Pedro se solidariza com Myriam Gadelha e teme impunidade a agressor Fábio Tyrone: “STJ mude liminar e PSB não dê legenda”
Pedro também criticou, em vídeo obtido pelo ClickPB, o PSB aceitar a pré-candidatura de Tryrone a deputado federal. Ele também alertou sobre a possibilidade do processo prescrever após liminar no Supremo Tribunal de Justiça (STJ).

O presidente do PSD na Paraíba, Pedro Cunha Lima, se solidarizou com a advogada Myriam Gadelha, que há oito anos foi vítima de violência doméstica do então ex-prefeito de Sousa, Fábio Tyrone. Pedro também criticou, em vídeo obtido pelo ClickPB, o PSB aceitar a pré-candidatura de Tryrone a deputado federal. Ele também alertou sobre a possibilidade do processo prescrever após liminar no Supremo Tribunal de Justiça (STJ).
“Eu quero sair em defesa de Miriam Gadelha e de todas as mulheres que ainda hoje sofrem por agressão. Miriam foi vítima de violência doméstica. Ela saiu desse episódio traumático com os olhos inchados, marcas de unhas e sinais de esganadura. Ela foi estrangulada. E há quase oito anos que ela luta por justiça. O seu agressor, Fábio Tayroni, ele foi condenado em primeira instância, condenado em segunda instância, mas mais recentemente ele conseguiu eliminar no STJ, que diminui a pena e projeta um cenário de possibilidade de prescrição”, desabafou como acompanhou o ClickPB, em vídeo publicado em suas redes sociais.
De acordo com Pedro, o cenário de constantes casos e aumento nos índices de feminicídio, bem como a violência contra a mulher deve reforçar valores à sociedade “reflexão coletiva, que pede que sobretudo nós homens, que a gente bote a nossa cara, que a gente participe desse enfrentamento.

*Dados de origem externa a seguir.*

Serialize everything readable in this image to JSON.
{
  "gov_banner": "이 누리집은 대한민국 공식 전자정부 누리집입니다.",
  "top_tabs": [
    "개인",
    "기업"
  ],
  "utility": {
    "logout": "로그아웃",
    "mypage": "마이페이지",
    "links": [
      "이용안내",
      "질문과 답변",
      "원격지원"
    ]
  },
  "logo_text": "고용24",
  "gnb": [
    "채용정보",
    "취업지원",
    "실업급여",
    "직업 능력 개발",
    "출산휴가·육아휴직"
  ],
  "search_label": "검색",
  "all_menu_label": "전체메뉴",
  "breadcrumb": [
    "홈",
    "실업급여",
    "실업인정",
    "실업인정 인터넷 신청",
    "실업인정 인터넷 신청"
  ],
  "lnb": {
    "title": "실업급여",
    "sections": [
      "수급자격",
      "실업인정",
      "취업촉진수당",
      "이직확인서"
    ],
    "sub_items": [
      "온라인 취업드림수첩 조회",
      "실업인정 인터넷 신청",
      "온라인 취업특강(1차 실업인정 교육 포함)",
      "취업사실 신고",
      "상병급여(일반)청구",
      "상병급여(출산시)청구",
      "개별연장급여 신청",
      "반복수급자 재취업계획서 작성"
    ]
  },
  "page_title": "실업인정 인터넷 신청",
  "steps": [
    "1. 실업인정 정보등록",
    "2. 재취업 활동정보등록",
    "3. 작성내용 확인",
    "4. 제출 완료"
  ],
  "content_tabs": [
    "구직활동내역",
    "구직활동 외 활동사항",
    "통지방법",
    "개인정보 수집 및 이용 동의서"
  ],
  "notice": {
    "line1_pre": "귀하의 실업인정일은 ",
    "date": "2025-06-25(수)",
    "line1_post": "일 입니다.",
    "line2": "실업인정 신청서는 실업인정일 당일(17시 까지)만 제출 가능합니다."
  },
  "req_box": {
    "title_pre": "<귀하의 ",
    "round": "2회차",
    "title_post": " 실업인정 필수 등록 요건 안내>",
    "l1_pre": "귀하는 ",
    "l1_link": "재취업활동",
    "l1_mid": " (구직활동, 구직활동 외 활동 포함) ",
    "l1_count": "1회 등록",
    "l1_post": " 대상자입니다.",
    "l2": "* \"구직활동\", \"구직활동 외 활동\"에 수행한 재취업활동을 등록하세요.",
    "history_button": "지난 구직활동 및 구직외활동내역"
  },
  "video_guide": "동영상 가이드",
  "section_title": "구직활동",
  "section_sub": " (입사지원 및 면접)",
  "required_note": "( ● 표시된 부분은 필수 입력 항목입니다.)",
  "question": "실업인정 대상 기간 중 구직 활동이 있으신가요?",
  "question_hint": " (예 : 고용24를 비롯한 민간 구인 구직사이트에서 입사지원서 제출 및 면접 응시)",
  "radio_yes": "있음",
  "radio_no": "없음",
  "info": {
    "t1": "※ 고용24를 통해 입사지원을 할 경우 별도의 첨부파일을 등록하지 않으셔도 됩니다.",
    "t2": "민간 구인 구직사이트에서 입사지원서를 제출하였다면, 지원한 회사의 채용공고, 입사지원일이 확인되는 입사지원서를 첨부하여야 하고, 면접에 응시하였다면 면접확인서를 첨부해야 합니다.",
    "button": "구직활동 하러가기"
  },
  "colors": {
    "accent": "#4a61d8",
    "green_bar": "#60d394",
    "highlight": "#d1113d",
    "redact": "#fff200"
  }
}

Porque é sempre muito mais comum não se envolver, ficar um pouco mais distante, é mais cômodo, é mais confortável. Mas é justamente essa postura omissa que faz com que uma mudança tão óbvia demore tanto a chegar”.
O ex-candidato ao governo da Paraíba também alertou “existir inclusive uma possibilidade desse agressor, Fábio Tayroni, ser candidato a deputado federal aqui na Paraíba. É importante que o presidente estadual do partido, João Azevedo, seja cobrado. É importante que o presidente nacional do PSB, João Campos, seja cobrado. A deputada Tabata, inclusive, do PSB também, fez a sua parte, colocando sua solidariedade e encaminhando o caso para o Conselho de Ética. Pelo menos foi isso que eu acompanhei e vi. Então eu quero aqui dar luz a esse tema, participar desse enfrentamento, manifestar a minha solidariedade à Miriam, esperar que o STJ mude essa liminar que projeta essa prescrição, e também dizer que não dá para aceitar que o PSB dê legenda a um agressor”, destacou.